Correlation Between Stagwell and ServiceNow
Can any of the company-specific risk be diversified away by investing in both Stagwell and ServiceNow at the same time? Although using a correlation coefficient on its own may not help to predict future stock returns, this module helps to understand the diversifiable risk of combining Stagwell and ServiceNow into the same portfolio, which is an essential part of the fundamental portfolio management process.
By analyzing existing cross correlation between Stagwell and ServiceNow, you can compare the effects of market volatilities on Stagwell and ServiceNow and check how they will diversify away market risk if combined in the same portfolio for a given time horizon. You can also utilize pair trading strategies of matching a long position in Stagwell with a short position of ServiceNow. Check out your portfolio center. Please also check ongoing floating volatility patterns of Stagwell and ServiceNow.
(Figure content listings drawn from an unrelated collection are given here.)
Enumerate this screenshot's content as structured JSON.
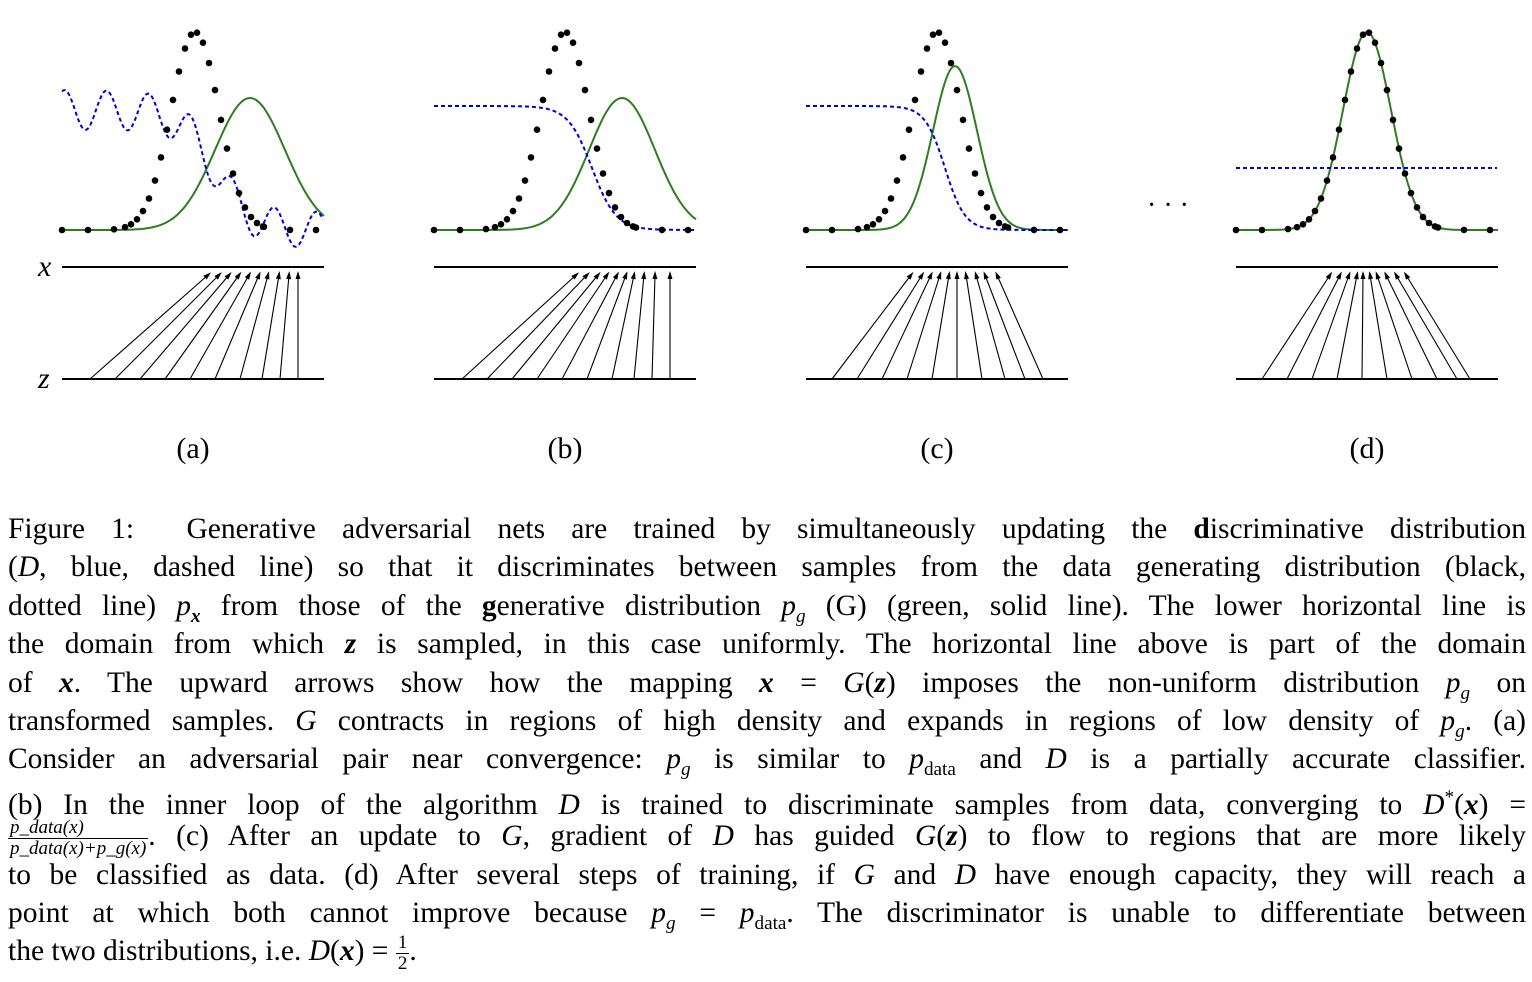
{
  "figure": {
    "panels": [
      {
        "label": "(a)"
      },
      {
        "label": "(b)"
      },
      {
        "label": "(c)"
      },
      {
        "label": "(d)"
      }
    ],
    "axis_x_label": "x",
    "axis_z_label": "z",
    "ellipsis": "· · ·",
    "colors": {
      "data": "#000000",
      "discriminator": "#0000dd",
      "generator": "#2e7d1f",
      "axes": "#000000"
    }
  },
  "caption": {
    "figure_label": "Figure 1:",
    "line1_a": "Generative adversarial nets are trained by simultaneously updating the ",
    "line1_bold": "d",
    "line1_b": "iscriminative distribution",
    "line2_a": "(",
    "line2_D": "D",
    "line2_b": ", blue, dashed line) so that it discriminates between samples from the data generating distribution (black,",
    "line3_a": "dotted line) ",
    "line3_px": "p",
    "line3_px_sub": "x",
    "line3_b": " from those of the ",
    "line3_bold": "g",
    "line3_c": "enerative distribution ",
    "line3_pg": "p",
    "line3_pg_sub": "g",
    "line3_d": " (G) (green, solid line). The lower horizontal line is",
    "line4_a": "the domain from which ",
    "line4_z": "z",
    "line4_b": " is sampled, in this case uniformly. The horizontal line above is part of the domain",
    "line5_a": "of ",
    "line5_x": "x",
    "line5_b": ".  The upward arrows show how the mapping ",
    "line5_eq": "x",
    "line5_c": " = ",
    "line5_G": "G",
    "line5_d": "(",
    "line5_z": "z",
    "line5_e": ") imposes the non-uniform distribution ",
    "line5_pg": "p",
    "line5_pg_sub": "g",
    "line5_f": " on",
    "line6_a": "transformed samples. ",
    "line6_G": "G",
    "line6_b": " contracts in regions of high density and expands in regions of low density of ",
    "line6_pg": "p",
    "line6_pg_sub": "g",
    "line6_c": ". (a)",
    "line7_a": "Consider an adversarial pair near convergence: ",
    "line7_pg": "p",
    "line7_pg_sub": "g",
    "line7_b": " is similar to ",
    "line7_pdata": "p",
    "line7_pdata_sub": "data",
    "line7_c": " and ",
    "line7_D": "D",
    "line7_d": " is a partially accurate classifier.",
    "line8_a": "(b) In the inner loop of the algorithm ",
    "line8_D": "D",
    "line8_b": " is trained to discriminate samples from data, converging to ",
    "line8_Dstar": "D",
    "line8_star": "*",
    "line8_c": "(",
    "line8_x": "x",
    "line8_d": ") =",
    "line9_frac_num": "p_data(x)",
    "line9_frac_den": "p_data(x)+p_g(x)",
    "line9_a": ". (c) After an update to ",
    "line9_G": "G",
    "line9_b": ", gradient of ",
    "line9_D": "D",
    "line9_c": " has guided ",
    "line9_G2": "G",
    "line9_d": "(",
    "line9_z": "z",
    "line9_e": ") to flow to regions that are more likely",
    "line10_a": "to be classified as data. (d) After several steps of training, if ",
    "line10_G": "G",
    "line10_b": " and ",
    "line10_D": "D",
    "line10_c": " have enough capacity, they will reach a",
    "line11_a": "point at which both cannot improve because ",
    "line11_pg": "p",
    "line11_pg_sub": "g",
    "line11_b": " = ",
    "line11_pdata": "p",
    "line11_pdata_sub": "data",
    "line11_c": ". The discriminator is unable to differentiate between",
    "line12_a": "the two distributions, i.e. ",
    "line12_D": "D",
    "line12_b": "(",
    "line12_x": "x",
    "line12_c": ") = ",
    "line12_num": "1",
    "line12_den": "2",
    "line12_d": "."
  }
}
Diversification Opportunities for Stagwell and ServiceNow
0.53 | Correlation Coefficient |
Very weak diversification
The 3 months correlation between Stagwell and ServiceNow is 0.53. Overlapping area represents the amount of risk that can be diversified away by holding Stagwell and ServiceNow in the same portfolio, assuming nothing else is changed. The correlation between historical prices or returns on ServiceNow and Stagwell is a relative statistical measure of the degree to which these equity instruments tend to move together. The correlation coefficient measures the extent to which returns on Stagwell are associated (or correlated) with ServiceNow. Values of the correlation coefficient range from -1 to +1, where. The correlation of zero (0) is possible when the price movement of ServiceNow has no effect on the direction of Stagwell i.e., Stagwell and ServiceNow go up and down completely randomly.
Pair Corralation between Stagwell and ServiceNow
Given the investment horizon of 90 days Stagwell is expected to generate 1.62 times more return on investment than ServiceNow. However, Stagwell is 1.62 times more volatile than ServiceNow. It trades about 0.36 of its potential returns per unit of risk. ServiceNow is currently generating about 0.31 per unit of risk. If you would invest 659.00 in Stagwell on September 3, 2024 and sell it today you would earn a total of 127.00 from holding Stagwell or generate 19.27% return on investment over 90 days.
Time Period | 3 Months [change] |
Direction | Moves Together |
Strength | Weak |
Accuracy | 100.0% |
Values | Daily Returns |
Stagwell vs. ServiceNow
Performance |
Timeline |
Stagwell |
ServiceNow |
Stagwell and ServiceNow Volatility Contrast
Predicted Return Density |
Returns |
Pair Trading with Stagwell and ServiceNow
The main advantage of trading using opposite Stagwell and ServiceNow positions is that it hedges away some unsystematic risk. Because of two separate transactions, even if Stagwell position performs unexpectedly, ServiceNow can make up some of the losses. Pair trading also minimizes risk from directional movements in the market. For example, if an entire industry or sector drops because of unexpected headlines, the short position in ServiceNow will offset losses from the drop in ServiceNow's long position.Stagwell vs. Innovid Corp | Stagwell vs. Interpublic Group of | Stagwell vs. Cimpress NV | Stagwell vs. Omnicom Group |
Check out your portfolio center.Note that this page's information should be used as a complementary analysis to find the right mix of equity instruments to add to your existing portfolios or create a brand new portfolio. You can also try the Investing Opportunities module to build portfolios using our predefined set of ideas and optimize them against your investing preferences.